The UCLA Bruins have a long and storied program. Long before my father was even a thought in his father’s cranium (or other, less print appropriate body parts), the Bruins were being all sorts of great. Then, mostly because life can have its up and downs, the program went through a little transition period. No horrible, god awful stretches, but nothing even remotely as great as the John Wooden era.
Because the fanbase wants to be closer to that than to any other generic, ho-hum program, though, Steve Alford was brought in to replace Ben Howland. Not that the move was horrible or anything that would result in any sort of all-time calamities.
Wait, what is that you say? Steve Alford is a giant Jerkface Magoo? Please tell me more.
Apparently, according to a ChicagoSide article (also H/T to DeadSpin for bringing this to our attention) Steve Alford really knows what is best for his players. You know, his players that are his until he jets to another program.
Case in point: Tony Snell of the Chicago Bulls.

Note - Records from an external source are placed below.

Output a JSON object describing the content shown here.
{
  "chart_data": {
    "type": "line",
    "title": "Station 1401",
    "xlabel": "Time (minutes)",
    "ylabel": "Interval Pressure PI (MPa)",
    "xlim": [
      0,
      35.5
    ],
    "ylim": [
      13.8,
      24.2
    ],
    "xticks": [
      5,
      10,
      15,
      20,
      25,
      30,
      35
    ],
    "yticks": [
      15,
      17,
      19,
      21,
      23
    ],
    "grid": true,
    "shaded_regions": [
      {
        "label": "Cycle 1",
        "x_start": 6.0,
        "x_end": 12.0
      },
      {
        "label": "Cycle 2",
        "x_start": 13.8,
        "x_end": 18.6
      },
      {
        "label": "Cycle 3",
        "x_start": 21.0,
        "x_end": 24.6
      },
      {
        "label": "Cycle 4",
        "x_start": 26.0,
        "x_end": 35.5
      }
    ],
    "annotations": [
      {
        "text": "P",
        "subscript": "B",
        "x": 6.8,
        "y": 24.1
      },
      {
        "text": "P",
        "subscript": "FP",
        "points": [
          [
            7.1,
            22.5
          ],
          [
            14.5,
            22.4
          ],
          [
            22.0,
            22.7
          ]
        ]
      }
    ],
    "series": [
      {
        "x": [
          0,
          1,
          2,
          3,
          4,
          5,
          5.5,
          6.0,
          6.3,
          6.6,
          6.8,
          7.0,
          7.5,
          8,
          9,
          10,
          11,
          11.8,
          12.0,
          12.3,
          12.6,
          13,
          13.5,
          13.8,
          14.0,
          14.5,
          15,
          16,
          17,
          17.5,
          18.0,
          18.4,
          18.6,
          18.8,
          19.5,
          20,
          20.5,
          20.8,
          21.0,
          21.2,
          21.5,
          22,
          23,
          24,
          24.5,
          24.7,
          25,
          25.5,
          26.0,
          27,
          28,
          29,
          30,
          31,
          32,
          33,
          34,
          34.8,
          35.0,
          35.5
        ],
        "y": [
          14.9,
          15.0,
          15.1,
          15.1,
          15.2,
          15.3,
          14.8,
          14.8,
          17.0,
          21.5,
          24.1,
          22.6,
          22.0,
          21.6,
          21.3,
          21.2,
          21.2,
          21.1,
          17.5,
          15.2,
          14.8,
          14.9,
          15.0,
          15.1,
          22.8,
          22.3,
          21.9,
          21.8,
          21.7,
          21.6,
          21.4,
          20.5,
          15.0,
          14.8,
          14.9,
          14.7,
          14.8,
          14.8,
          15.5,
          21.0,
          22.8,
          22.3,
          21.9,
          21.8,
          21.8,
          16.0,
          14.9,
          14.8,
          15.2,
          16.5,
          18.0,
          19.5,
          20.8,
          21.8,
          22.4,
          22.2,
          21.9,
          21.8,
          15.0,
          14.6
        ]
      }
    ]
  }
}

In an interview with ChicagoSide, Tony Snell’s mother talked about an incident when his son was telling Alford he was going to go pro. Naturally, being the kind of caregiver usually reserved for Disney movie villains, Alford was non-to-pleased about losing his best player.
From ChicagoSide’s interview:
According to Brown, when Alford heard Snell was leaning to the NBA, he angrily called a meeting with player and mother.
“Alford, of course, is a control freak and he is mad as hell and he wants a meeting with me to know what I am doing with Tony,” Brown says.
“We were having a screaming match, him literally telling me he is not going anywhere, saying ‘What if he doesn’t make it?’ First of all, I have a positive attitude. I am a woman of God. I believe in prayer. I have had (Snell’s) back since day one.… I don’t care if he goes first or second round, or if he goes overseas, we are going to take that chance.”
Brown inferred selfish motives in Alford’s efforts . Alford was the brand-name player, the white All-American with the charmed high school and college careers. He played his senior year at Indiana and ended up getting drafted in the second round.
“I called him a mother(rhymes with trucker) at the time,” says Brown.
Oh. Just oh.
So Snell’s mom called Steve Alford something that rhymes with smother-ducker because Alford “knew” what was best for Snell. When we say what he knew what was best we mean that he wanted to make sure he got every ounce of free labor that he could out of Snell so he could later parlay that into a new, higher-profile job — say, the one with the UCLA Bruins.
Obviously this has very little to do with UCLA. Well, with the whole exception of Alford’s perception of a human-being becoming that of a lobster who likes to cut off the heads of unicorns or something.
I honestly feel bad for UCLA. I am not saying this will alter any of their possible future successes, but this is just some random BS they now have to deal with. All of that while they are having a pretty good season.
Just when you think that UCLA basketball is going to be in the forefront of the news. Not some head coaching search or Bill Walton looking to destroy Howland one snarky broadcast comment at a time, Steve Alford had to go all devil-incarnate on us.
I wonder if all of this “bullying” and mean behavior by Alford makes him a thug (coded word filled with racism, never applied to white people)? What say you, Richard Sherman?
None of this would be that troubling if Alford did not have a history of iffy-behavior. The coach has been accused of tossing vulgar language toward a BYU player, fighting with Tim Floyd and some other things in the past. If any were an isolated incident it wouldn’t be that big of a deal. Couple them together, though…
Somehow I think this will be a bigger deal for anti-UCLA people (Stanford, other Pac 12 fans) than it will be for the Bruins.